• Root Apices represent the Anterior Pole: Specialized for uptake of nutrients and for neuronal activities. Importantly, new roots are formed endogenously (recapitulation of embryogenesis).
  • Shoot Apices represent the Posterior Pole: Specialized for photosynthesis (which is dispensable in holoparasitic plants like Rafflesia) and for sexual reproduction. The flower is the perfect form of the shoot. Shoots harbor plant organs of excretion, trichomes and hydathodes. Moreover, stomata allow gas exchange. Similarly as sexual organs, also organs of plant excretion and stomata are located at the posterior part of the plant body. Even more, hydathodes seem to function in analogy to kidney (Pilot et al. 2004, Plant Cell 16: 1827-1840).
  • Roots are essential whereas shoots are dispensable: In holoparasitic plants, such as Rafflesia, roots are transformed into haustoria while the green part of the plant is missing completely. Nevertheless, haustoria of Rafflesia form the largest flowers in the plant kingdom which reveals that this unique organism really belongs to plants.
  • Auxin: Represents a plant-specific neurotransmitter and is transported, in a light- and gravity-dependent manner, preferentially along the anterior-posterior axis of the plant body. Auxin induces the formation of both vascular strands (plant nerves) and roots (which harbour the “serial plant brain”).
  • Roots and Auxin: Root apices represent major sinks for the polar auxin transport.

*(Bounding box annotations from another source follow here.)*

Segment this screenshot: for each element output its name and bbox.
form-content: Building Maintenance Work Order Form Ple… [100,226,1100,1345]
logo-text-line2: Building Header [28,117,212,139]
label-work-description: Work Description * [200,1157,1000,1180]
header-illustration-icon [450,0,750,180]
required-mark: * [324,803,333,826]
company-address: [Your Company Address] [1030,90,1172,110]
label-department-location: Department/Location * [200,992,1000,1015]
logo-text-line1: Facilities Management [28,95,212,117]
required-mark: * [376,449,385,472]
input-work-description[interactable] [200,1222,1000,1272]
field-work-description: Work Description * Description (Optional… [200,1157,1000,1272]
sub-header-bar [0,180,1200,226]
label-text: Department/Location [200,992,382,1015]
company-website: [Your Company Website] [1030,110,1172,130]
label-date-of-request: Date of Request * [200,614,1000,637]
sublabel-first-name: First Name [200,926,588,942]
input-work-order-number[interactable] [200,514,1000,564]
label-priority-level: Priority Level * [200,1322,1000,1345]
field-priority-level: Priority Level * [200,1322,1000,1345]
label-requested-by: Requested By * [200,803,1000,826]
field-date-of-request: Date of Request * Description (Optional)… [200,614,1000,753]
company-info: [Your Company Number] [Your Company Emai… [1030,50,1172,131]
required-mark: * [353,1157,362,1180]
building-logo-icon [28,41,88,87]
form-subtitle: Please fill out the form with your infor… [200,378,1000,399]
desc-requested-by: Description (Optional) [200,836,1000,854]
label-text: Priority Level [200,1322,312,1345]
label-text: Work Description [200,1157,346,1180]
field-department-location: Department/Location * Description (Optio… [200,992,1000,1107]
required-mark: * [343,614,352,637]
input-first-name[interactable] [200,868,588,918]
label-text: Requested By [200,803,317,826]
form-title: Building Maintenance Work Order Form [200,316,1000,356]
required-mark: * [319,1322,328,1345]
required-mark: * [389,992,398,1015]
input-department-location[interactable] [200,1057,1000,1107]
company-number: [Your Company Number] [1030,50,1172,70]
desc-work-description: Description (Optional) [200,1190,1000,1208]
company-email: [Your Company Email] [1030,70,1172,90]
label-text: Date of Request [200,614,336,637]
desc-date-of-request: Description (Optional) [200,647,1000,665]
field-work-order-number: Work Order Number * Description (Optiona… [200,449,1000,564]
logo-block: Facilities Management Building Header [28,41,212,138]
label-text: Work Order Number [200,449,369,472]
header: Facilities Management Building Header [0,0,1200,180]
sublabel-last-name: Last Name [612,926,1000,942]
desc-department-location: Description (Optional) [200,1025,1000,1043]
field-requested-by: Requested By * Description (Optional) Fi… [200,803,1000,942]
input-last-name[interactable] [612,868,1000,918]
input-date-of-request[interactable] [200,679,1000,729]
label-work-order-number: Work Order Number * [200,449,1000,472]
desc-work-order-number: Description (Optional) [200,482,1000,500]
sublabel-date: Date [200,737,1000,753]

Root apices are extremely sensitive towards externally applied auxin, and lateral root formation is induced by this means. Moreover, auxin rapidly regulates vesicle trafficking and gene expression in roots. Initiation of lateral root primordia is an endogenous process resembling early embryogenesis. In contrast, new shoots and leaves are formed exogenously.
  • Plant Synapses: Stable actin-supported adhesive domains (known as end-poles or cross-walls) between adjacent plant cells across which auxin and other chemical signals are transported via actin-based vesicular trafficking pathways. Besides these developmental plant synapses, plants are also capable of forming cell-to-cell junctions with cells of another organisms (plants – fungi – bacteria) corresponding to what is defined as an ‘immunological synapse’. These specialized cell-to-cell adhesion domains involve the plasma membranes of two different organisms opposing each other. Such adhesive domains are also sites of active cell-to-cell transport of molecules and metabolites.

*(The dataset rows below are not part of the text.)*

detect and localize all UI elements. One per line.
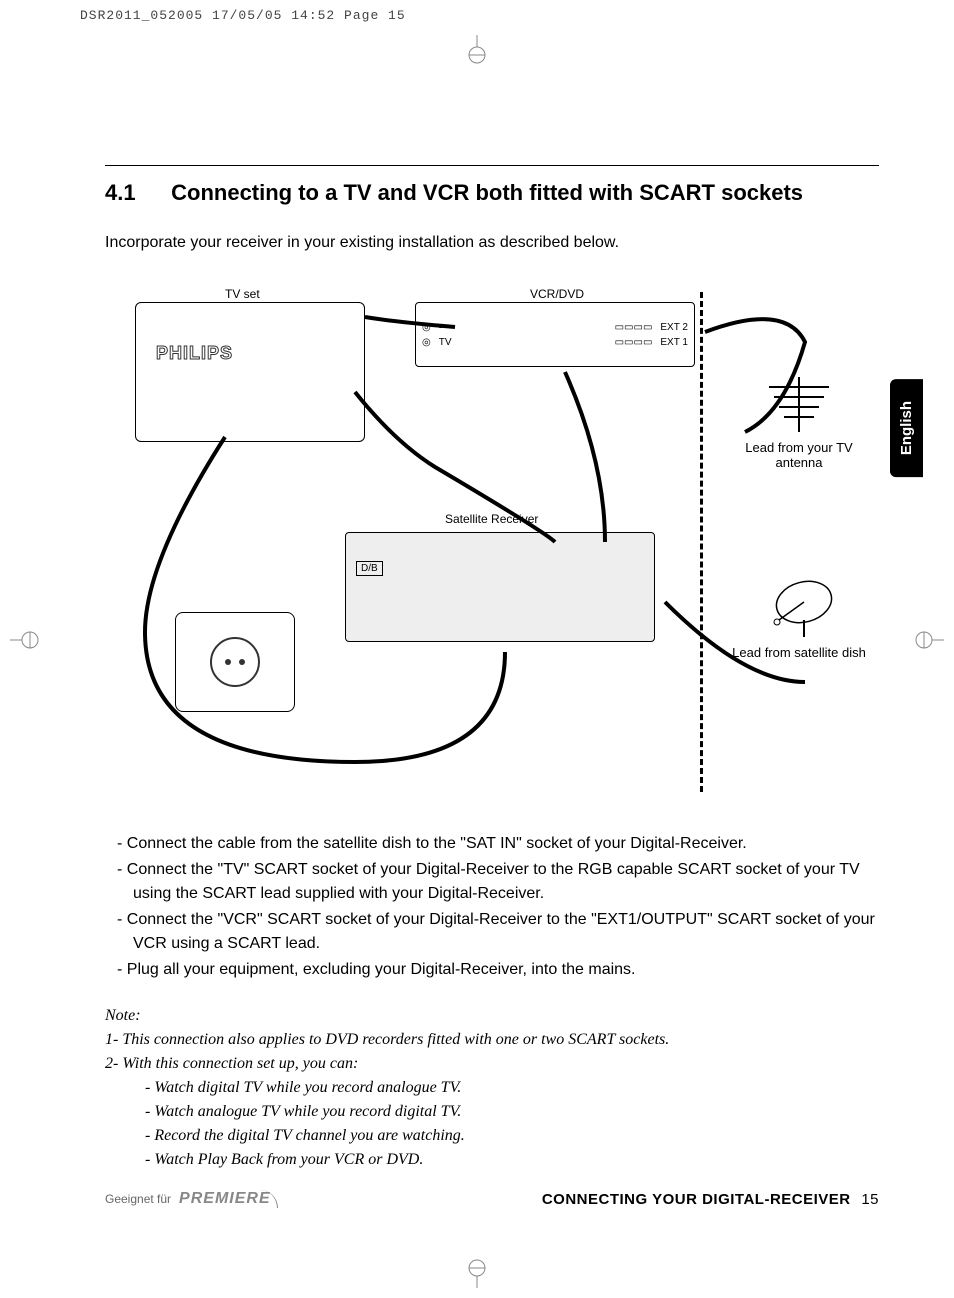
note-sub: - Record the digital TV channel you are …: [105, 1124, 879, 1148]
section-title: Connecting to a TV and VCR both fitted w…: [171, 180, 803, 205]
crop-mark-left-icon: [10, 625, 40, 655]
footer-section-title: CONNECTING YOUR DIGITAL-RECEIVER: [542, 1191, 851, 1208]
print-job-header: DSR2011_052005 17/05/05 14:52 Page 15: [80, 8, 406, 23]
list-item: Plug all your equipment, excluding your …: [105, 958, 879, 982]
section-divider: [105, 165, 879, 166]
crop-mark-right-icon: [914, 625, 944, 655]
list-item: Connect the "VCR" SCART socket of your D…: [105, 908, 879, 956]
premiere-logo: PREMIERE: [179, 1190, 278, 1208]
geeignet-text: Geeignet für: [105, 1192, 171, 1206]
note-sub: - Watch digital TV while you record anal…: [105, 1076, 879, 1100]
page-number: 15: [861, 1191, 879, 1208]
note-label: Note:: [105, 1004, 879, 1028]
section-heading: 4.1 Connecting to a TV and VCR both fitt…: [105, 180, 879, 206]
note-line: 2- With this connection set up, you can:: [105, 1052, 879, 1076]
crop-mark-top-icon: [462, 35, 492, 65]
note-line: 1- This connection also applies to DVD r…: [105, 1028, 879, 1052]
cable-paths-icon: [105, 282, 875, 802]
language-tab: English: [890, 379, 923, 477]
note-sub: - Watch analogue TV while you record dig…: [105, 1100, 879, 1124]
section-number: 4.1: [105, 180, 165, 206]
page-footer: Geeignet für PREMIERE CONNECTING YOUR DI…: [105, 1190, 879, 1208]
wiring-diagram: English TV set PHILIPS VCR/DVD ◎▪▪▭▭▭▭EX…: [105, 282, 879, 802]
note-sub: - Watch Play Back from your VCR or DVD.: [105, 1148, 879, 1172]
list-item: Connect the cable from the satellite dis…: [105, 832, 879, 856]
intro-text: Incorporate your receiver in your existi…: [105, 234, 879, 252]
crop-mark-bottom-icon: [462, 1258, 492, 1288]
note-block: Note: 1- This connection also applies to…: [105, 1004, 879, 1172]
instruction-list: Connect the cable from the satellite dis…: [105, 832, 879, 982]
list-item: Connect the "TV" SCART socket of your Di…: [105, 858, 879, 906]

  • Vascular Strands: The basic units of the vascular system represent both plant nerves as well as a plant endoskeleton. Leaves contain single strands which combine to form the vascular bundles of the stem, and the vascular cylinder of the root. In roots, the largest portion of the organ is the vascular tissue, and its strands (plant nerves) are supported by numerous cells forming the vascular cylinder.
  • Phloem: Supracellular axon-like ‘channel' interconnecting shoot and root apices. Phloem is specialized for transmission of action-potential-driven electric signals. Axon-like means that it is specialized for the rapid transfer of RNA molecules but does not accomplish ribosome assembly and mRNA translation.
  • Xylem: Non-living and water-filled tubes specialized for transmission of hydraulic signals which are self-transmitting waves induced and driven by changes in hydrostatic pressure.
  • Plant Brain: Each root apex harbours a unit of nervous system of plants. The number of root apices in the plant body is high and all brain-units are interconnected via vascular strands (plant nerves) with their polarly-transported auxin (plant neurotransmitter), to form a serial (parallel) nervous system of plants. The computational and informational capacity of this nervous system based on interconnected parallel units is predicted to be higher than that of the diffuse nervous system of lower animals, or the central nervous system of higher animals/humans.